🤖 AI Summary
This study investigates the diachronic evolution of immigration discourse in the UK Parliament (1948–2023) and comparatively analyzes it against contemporaneous U.S. Congressional debate. Methodologically, it introduces a semi-automated narrative framing extraction framework integrating open-source large language models, stance annotation, sentiment analysis, time-series modeling, and topic modeling to dynamically track fine-grained narrative shifts—including securitization, integration-oriented framing, and human rights framing. Contributions include: (1) establishing the first scalable, cross-temporal, and cross-national paradigm for political narrative analysis; (2) revealing persistent and widening ideological fissures beneath bipartisan rhetorical consensus in the UK, alongside a marked rise in securitization and decline in integration discourse; and (3) identifying a structural shift whereby international law and human rights—rather than domestic immigration legislation—have become central discursive anchors, with systematic divergence between the UK and U.S. in polarization trajectories and securitization intensity.
📝 Abstract
We present a large-scale computational analysis of migration-related discourse in UK parliamentary debates spanning over 75 years and compare it with US congressional discourse.
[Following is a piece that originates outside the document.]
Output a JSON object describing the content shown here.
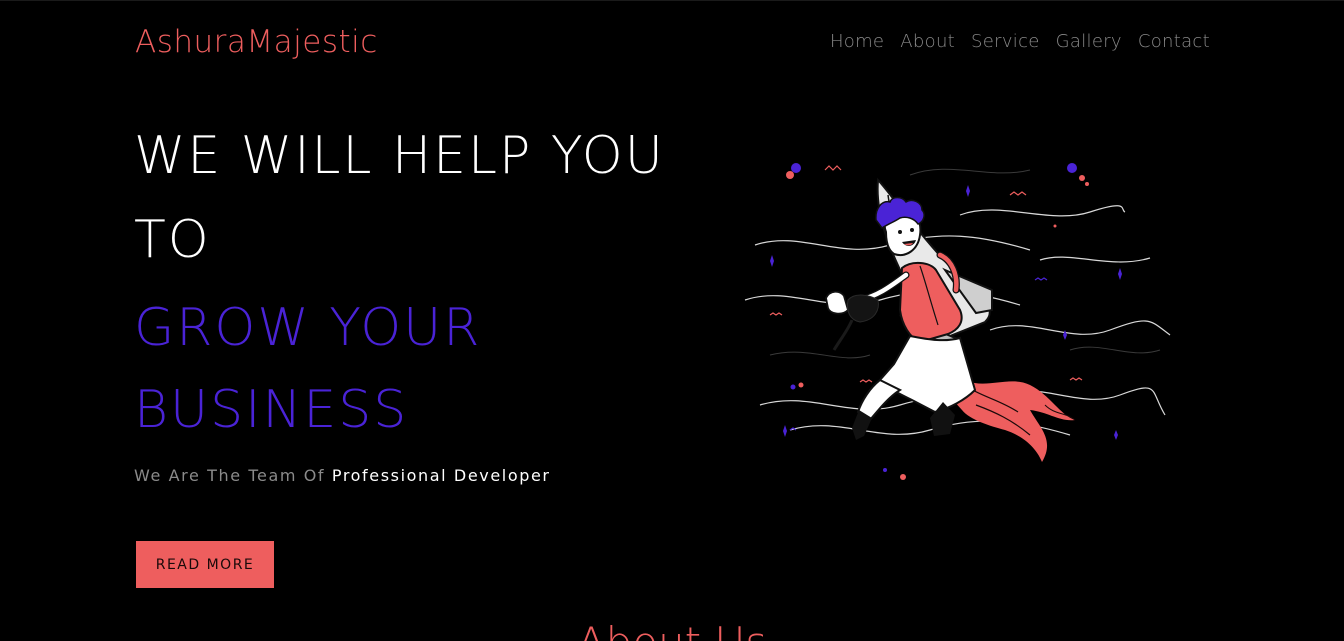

Using open-weight LLMs, we annotate each statement with high-level stances toward migrants and track the net tone toward migrants across time and political parties. For the UK, we extend this with a semi-automated framework for extracting fine-grained narrative frames to capture nuances of migration discourse. Our findings show that, while US discourse has grown increasingly polarised, UK parliamentary attitudes remain relatively aligned across parties, with a persistent ideological gap between Labour and the Conservatives, reaching its most negative level in 2025. The analysis of narrative frames in the UK parliamentary statements reveals a shift toward securitised narratives such as border control and illegal immigration, while longer-term integration-oriented frames such as social integration have declined. Moreover, discussions of national law about immigration have been replaced over time by international law and human rights, revealing nuances in discourse trends. Taken together broadly, our findings demonstrate how LLMs can support scalable, fine-grained discourse analysis in political and historical contexts.